In Mr Netanyahu’s cabinet there is a spectrum of opinion but what appears now most prevalent is the most extreme: That the Palestinians wish to see the Jews eradicated (or exterminated or eliminated) from the land of Israel and as long as they are here the Jews cannot in their own land be safe so the Palestinians must go (somewhere else).  The gloss on the “somewhere else” long has been the mantra “there is already a Palestinian state; it is called Jordan and they should all go and live there” but in the region and beyond, that’s always been dismissed as chimerical.  The “somewhere else” paradigm though remains irresistible for the faction in Israel which, although once thought cast adrift from the moorings of political reality, finds itself not merely in cabinet but, in the Nacht und Nebel (night and fog) of war, able to pursue politics by other means in a way never before possible, the argument being the Hamas attack of 7 October meant the IDF (Israeli Defence Forces) were fighting a “just war”, thus the Old Testament style tactics.

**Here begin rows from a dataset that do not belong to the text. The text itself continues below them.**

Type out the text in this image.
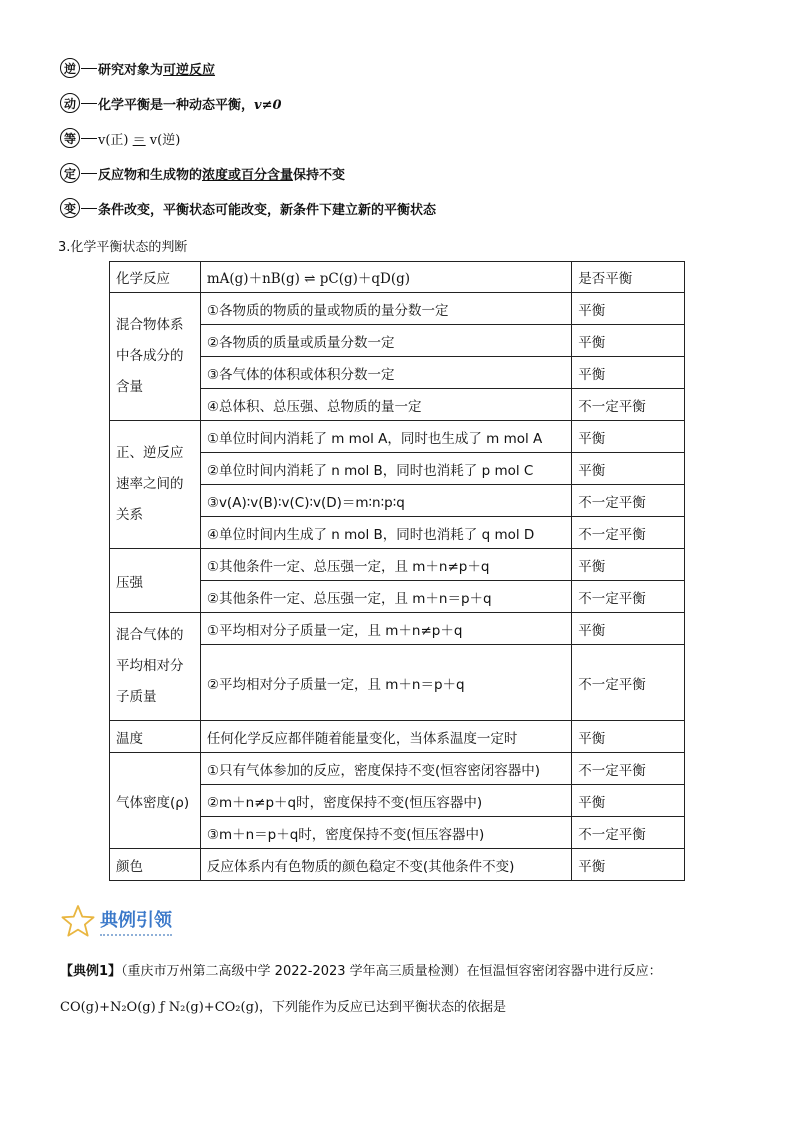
逆	研究对象为可逆反应
动	化学平衡是一种动态平衡，v≠0
等	v(正) ＝ v(逆)
定	反应物和生成物的浓度或百分含量保持不变
变	条件改变，平衡状态可能改变，新条件下建立新的平衡状态
3.化学平衡状态的判断
化学反应	mA(g)＋nB(g) ⇌ pC(g)＋qD(g)	是否平衡
混合物体系中各成分的含量	①各物质的物质的量或物质的量分数一定	平衡
	②各物质的质量或质量分数一定	平衡
	③各气体的体积或体积分数一定	平衡
	④总体积、总压强、总物质的量一定	不一定平衡
正、逆反应速率之间的关系	①单位时间内消耗了 m mol A，同时也生成了 m mol A	平衡
	②单位时间内消耗了 n mol B，同时也消耗了 p mol C	平衡
	③v(A)∶v(B)∶v(C)∶v(D)＝m∶n∶p∶q	不一定平衡
	④单位时间内生成了 n mol B，同时也消耗了 q mol D	不一定平衡
压强	①其他条件一定、总压强一定，且 m＋n≠p＋q	平衡
	②其他条件一定、总压强一定，且 m＋n＝p＋q	不一定平衡
混合气体的平均相对分子质量	①平均相对分子质量一定，且 m＋n≠p＋q	平衡
	②平均相对分子质量一定，且 m＋n＝p＋q	不一定平衡
温度	任何化学反应都伴随着能量变化，当体系温度一定时	平衡
气体密度(ρ)	①只有气体参加的反应，密度保持不变(恒容密闭容器中)	不一定平衡
	②m＋n≠p＋q时，密度保持不变(恒压容器中)	平衡
	③m＋n＝p＋q时，密度保持不变(恒压容器中)	不一定平衡
颜色	反应体系内有色物质的颜色稳定不变(其他条件不变)	平衡
典例引领
【典例1】（重庆市万州第二高级中学 2022-2023 学年高三质量检测）在恒温恒容密闭容器中进行反应：
CO(g)+N₂O(g) ƒ N₂(g)+CO₂(g)，下列能作为反应已达到平衡状态的依据是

In political discourse, the usual advice, sensibly, is that any comparisons with the Third Reich (1933-1945) should be avoided because the Nazis were so bad (some prefer “evil”) that comparisons tend to be absurd.  Historians have however pointed out some chilling echoes from the past in the positions which exist (and publically have been stated by some) in the Israeli cabinet.  Much the same world view was captured in a typically tart Tagebücher (diary) entry by Dr Joseph Goebbels (1897-1975; Nazi propaganda minister 1933-1945) on 27 March 1942:

A judicial sentence is being carried out against the Jews which is certainly barbaric but which they have fully deserved.  In these matters, one cannot let sentimentally prevail.  If we do not defend ourselves against them, the Jews would exterminate us.  It is a life and dress struggle against the Jewish bacillus.  No other government and no other regime could muster the strength for a general solution of this question.  Thank God the war affords us a series of opportunities which were denied us in peacetime.  We must make use of them.

Mr Netanyahu and his cabinet understand what the Hamas did on 7 October created “a series of opportunities” they never thought they’d have and, as the civilian death toll in Gaza (reckoned by September 2025 to be in excess of 65,000) attests, the IDF has made muscular use of the night and fog of war.  Of course the “somewhere else” fantasy of some Israeli politicians remains very different to the mass-murder alluded to by Goebbels or explicitly described by Heinrich Himmler (1900–1945; Reichsführer SS 1929-1945) in his infamous speech at Posen in October 1943 but what Mr Netanyahu has called his “historic and spiritual mission” of “generations” is creating a poison which will last a century or more.  For what is happening in Gaza, there seems no better word than “hellacious”.